The latest class of players has just been inducted into the Pro Football Hall of Fame. The NFL is rumored to possibly be inducting up to 20 players for the 2020 Hall of Fame class. There are already players who likely deserve to be in the Hall of Fame, but have been left out. Here are five players who are eligible and should already be in the Pro Football Hall of Fame.
Anderson is one of the forgotten quarterbacks from the 1970s and 1980s, but he helped produce some of the best seasons in the history of the Cincinnati Bengals. He won an MVP, took the Bengals to the Super Bowl, made the Pro Bowl four times and was a one-time All-Pro.
In his 16-year career, Anderson threw for 32,838 yards, 197 touchdowns and 160 interceptions on 59.3 percent completion. At the time of his retirement, he was ranked sixth all-time in passing yards. He held many records at the time of his retirement including completion percentage for a game and season, most consecutive completions, highest completion percentage in a Super Bowl and most completions in a Super Bowl. All of those records have since been broken but to have that many records at any point is impressive.
For his efficiency and his ability to lead the Bengals to their first Super Bowl appearance, Anderson deserves to be in the Hall of Fame. NFL Network listed Anderson 10th on the list of players who were not in the Hall of Fame. Since the list debuted, some of the players have been inducted, but not Anderson. With the extra inductions next year, Anderson should find himself in Canton.
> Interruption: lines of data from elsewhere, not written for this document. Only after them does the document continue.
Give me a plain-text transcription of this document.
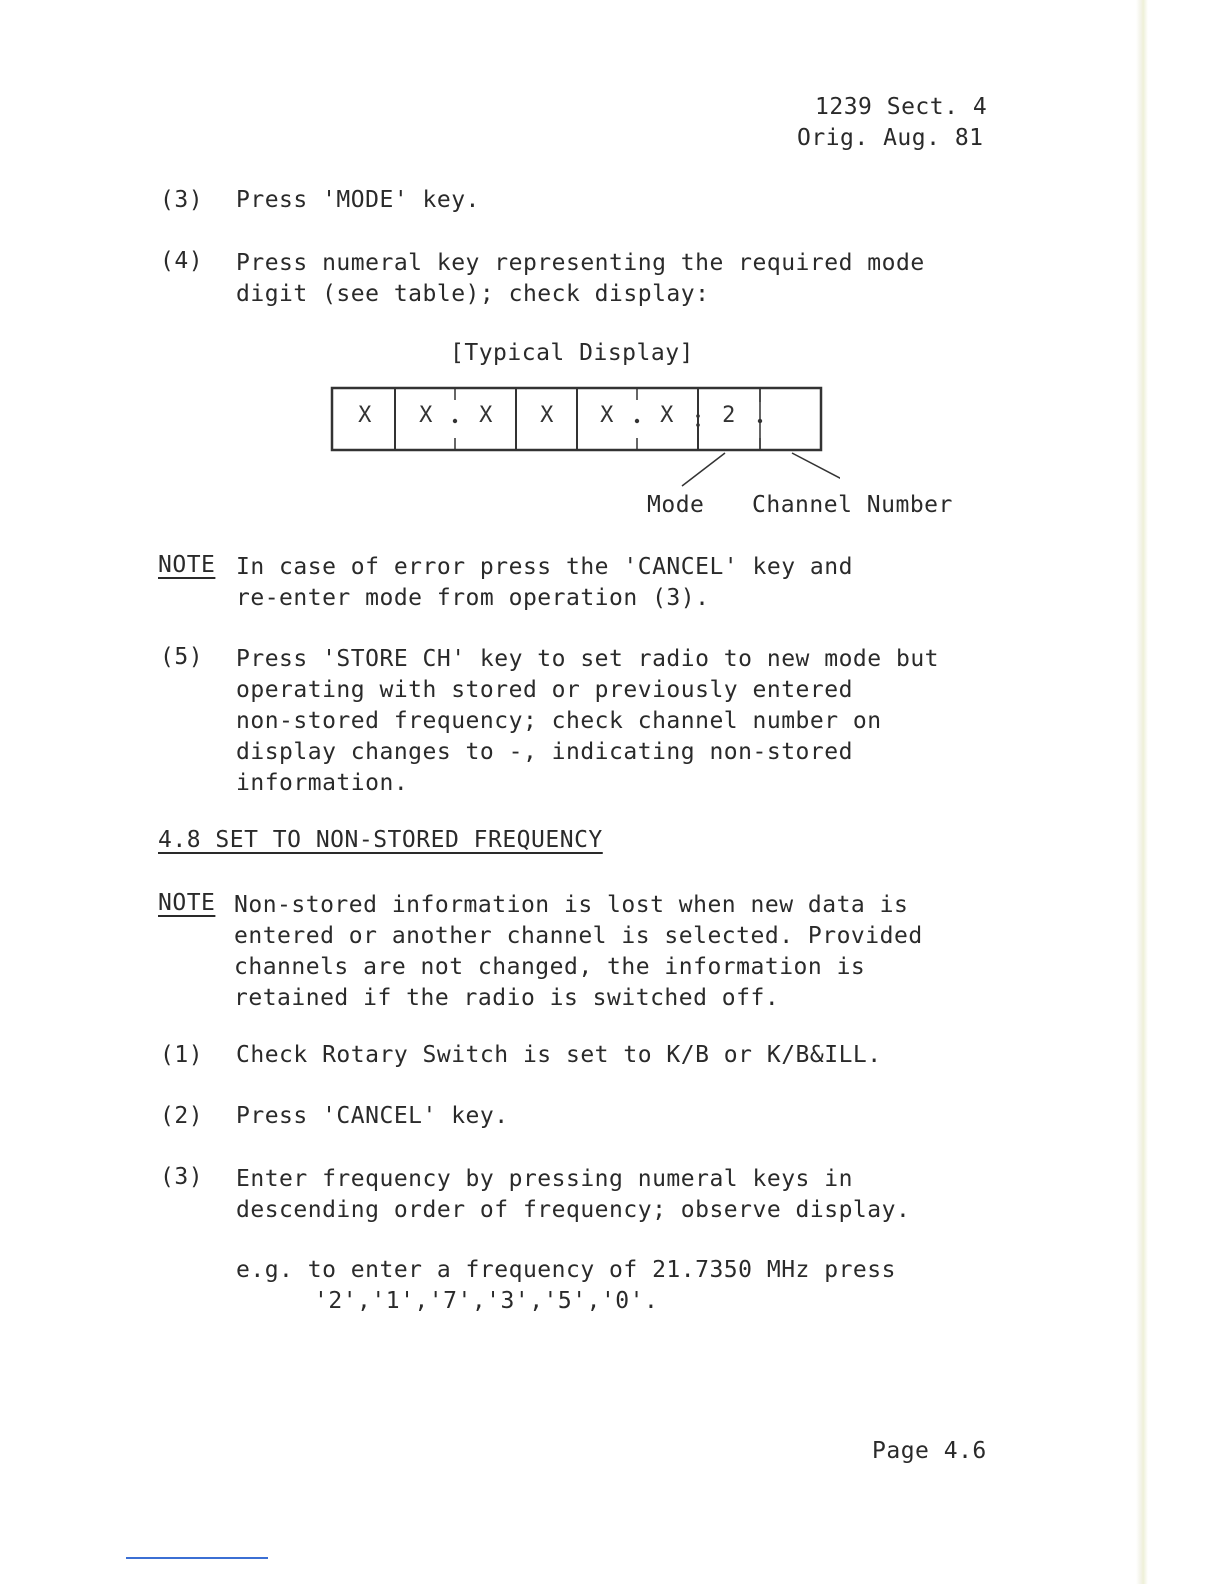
1239 Sect. 4
Orig. Aug. 81
(3) Press 'MODE' key.
(4) Press numeral key representing the required mode
digit (see table); check display:
[Typical Display]
X X X X X X 2
Mode Channel Number
NOTE In case of error press the 'CANCEL' key and
re-enter mode from operation (3).
(5) Press 'STORE CH' key to set radio to new mode but
operating with stored or previously entered
non-stored frequency; check channel number on
display changes to -, indicating non-stored
information.
4.8 SET TO NON-STORED FREQUENCY
NOTE Non-stored information is lost when new data is
entered or another channel is selected. Provided
channels are not changed, the information is
retained if the radio is switched off.
(1) Check Rotary Switch is set to K/B or K/B&ILL.
(2) Press 'CANCEL' key.
(3) Enter frequency by pressing numeral keys in
descending order of frequency; observe display.
e.g. to enter a frequency of 21.7350 MHz press
'2','1','7','3','5','0'.
Page 4.6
The Rams had some great offensive weapons to make up their “Greatest Show on Turf” offense. Kurt Warner, Marshall Faulk, Torry Holt and Isaac Bruce all made plays. Bruce though, has been eligible for a while now, as his career ended in 2009, but he has not been put in the Pro Football Hall of Fame.
He had 1,024 receptions for 15,208 yards and 91 touchdowns in his career. Those stats make him one of the greatest receivers in NFL history statistically. He is fifth all-time in receiving yards, 12th in touchdown catches and 13th in receptions. Bruce helped the Rams win a Super Bowl and made the Pro Bowl four times.
While he may not have ever been the best receiver in the league during his career (those claims likely go to Jerry Rice and Randy Moss or Terrell Owens later in his career), he has great stats that are Hall of Fame worthy. Warner and Faulk are in the Hall of Fame already from the “Greatest Show on Turf” and Bruce should follow.
O’Neal was the eighth overall pick in the 1986 NFL Draft by the San Diego Chargers. He later played for the Rams and Chiefs. While he isn’t one of the players who have the best name recognition, he was a productive pass rusher and deserves some Hall of Fame consideration.
Every eligible player that has over 130 sacks (official or unofficial) has gotten into the Hall of Fame, except O’Neal. He finished his career with 132.5 sacks, which ties him for 11th on the all-time list. O’Neal made six Pro Bowls and had eight seasons with double-digit sacks.
There are a few players who have fewer sacks than O’Neal who received the nod into Canton. Andre Tippett had just 100 sacks and received the honor, while O’Neal produced way more and was left out. O’Neal likely wouldn’t have been voted into the Hall of Fame anytime soon, but with the big class going in next season, he may get the call.
The Bengals had one of the best defensive backs in football for 15 seasons in Riley. He had a great career, but curiously was not selected to be in the Pro Football Hall of Fame. For someone who played so well, Riley should get more consideration.
Riley was an All-Pro once and helped the Bengals reach their first Super Bowl. He was a ball-hawk who finished his career with 65 interceptions, which is tied for fifth all-time. At the time of his retirement, Riley was ranked fourth all-time in interceptions. Someone with that many turnovers forced in a career deserves to be in Canton.
Numerous players have fewer interceptions, yet are in the Pro Football Hall of Fame. While defensive backs shouldn’t be totally judged on interceptions, a player with as many as Riley should be recognized for their achievements.
Taylor didn’t get much recognition playing in Jacksonville for most of his career, but he consistently put up good numbers. It isn’t so easy for players to pick up yardage when defenses are keying on them, but Taylor was able to fight through that to be one of the better running backs of his era.
In his career, Taylor rushed for 11,695 yards and 66 touchdowns. He also had 2,384 receiving yards and eight touchdown catches. Taylor ranks 17th on the all-time rushing list and also has one of the higher yards per carry averages of players in the top 20 of all-time rushing yards. He didn’t hit paydirt very often, as his 66 rushing touchdowns are pretty low for a player with so much yardage, but he helped make the Jaguars offense a lot better.
While he isn’t the player with the most rushing yards who was left out of the Hall of Fame (that title belongs to Edgerrin James, who may also get into the Hall of Fame soon), Taylor did really well given his circumstances. With his production, Taylor may get into the Hall of Fame next year.